Pour le deuxième jeudi en poésie de la capitaine de quinzaine Fanfan, chez les Croqueurs de mots, j'avais décidé de chercher un beau pastiche, une jolie parodie de poème d'un écrivain célèbre, un texte qui ne soit pas déjà trop connu. Je n'ai donc pas regardé du côté des "interprétations" des fables de La Fontaine ; j'ai pensé à La conscience, de Victor Hugo, qui se termine par l'effrayant et pourtant comique : "L'oeil était dans la tombe et regardait Caïn", puis j'ai tranché : ce poème se suffit à lui-même, il est splendide, je n'en veux pas de parodie ... J'ai aperçu un joyeux pastiche très réussi de Le lac de Lamartine, qui met en scène une torpédo, par un auteur anonyme (je nous indique le lien en passant : clic !).

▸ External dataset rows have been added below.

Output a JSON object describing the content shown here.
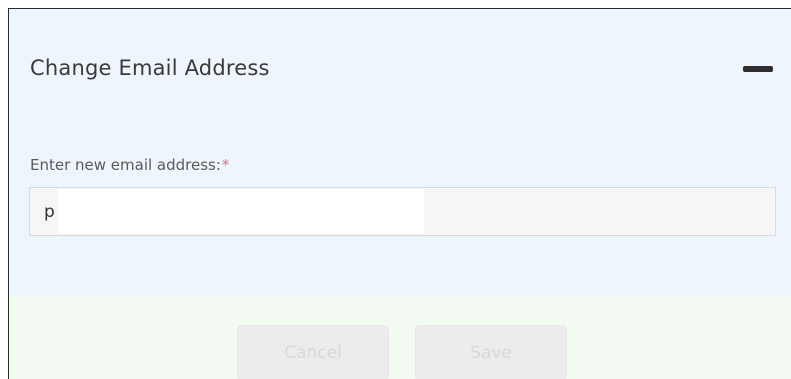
{
  "panel": {
    "title": "Change Email Address",
    "collapse_icon": "minus-icon"
  },
  "form": {
    "email_label": "Enter new email address:",
    "required_marker": "*",
    "email_value": "p",
    "email_value_redacted": true
  },
  "footer": {
    "cancel_label": "Cancel",
    "save_label": "Save",
    "buttons_disabled": true
  },
  "colors": {
    "panel_background": "#eef5fc",
    "footer_background": "#f3faf1",
    "required_marker": "#e06b7a"
  }
}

Enfin, voilà que la madeleine de Proust est venue me chatouiller les narines ! Une parodie des extraordinaires longues phrases de Marcel Proust ! J'en tiens une ! Je l'avais déjà lue, je la relis avec plaisir et je la propose ici, elle est de Jean-Louis Bory. Si la madeleine n'y pointe pas son nez, qu'on ne s'inquiète pas, je nous l'apporte juste après, par le maître lui-même. Je termine mon introduction à la page par un autre lien, qui conduit à la plus longue phrase recensée de Proust : clic !
Lenaïg
 

« Françoise, qui avait protesté pendant des années contre ma réclusion volontaire et l’habitude que j’avais prise de ne sortir qu’après minuit, à des heures qu’elle appelait, en estropiant l’expression courante, « hindoues » (car elle était inébranlablement persuadée que ceux qui disent « indues » ne prononçaient ainsi que par affectation de parler parisien), m’adjura de rester couché lorsque, après une maladie qui m’avait fait garder la chambre six mois, je décidai, me sentant un peu mieux, de me rendre à une soirée que donnait Roberte Swann en l’honneur d’un maquisard guatémaltèque, personnage qui, en d’autres temps, n’eût peut-être pas réussi à me tirer de mon lit, mais dont la présence rue Saint-Dominique avivait mon désir d’entendre parler de la révolution qui venait d’éclater quelques jours plus tôt, et des épisodes sanglants, héroïques ou délicieux de laquelle j’espérais être, au spectacle de la rue, le témoin effrayé, enthousiaste ou ravi... »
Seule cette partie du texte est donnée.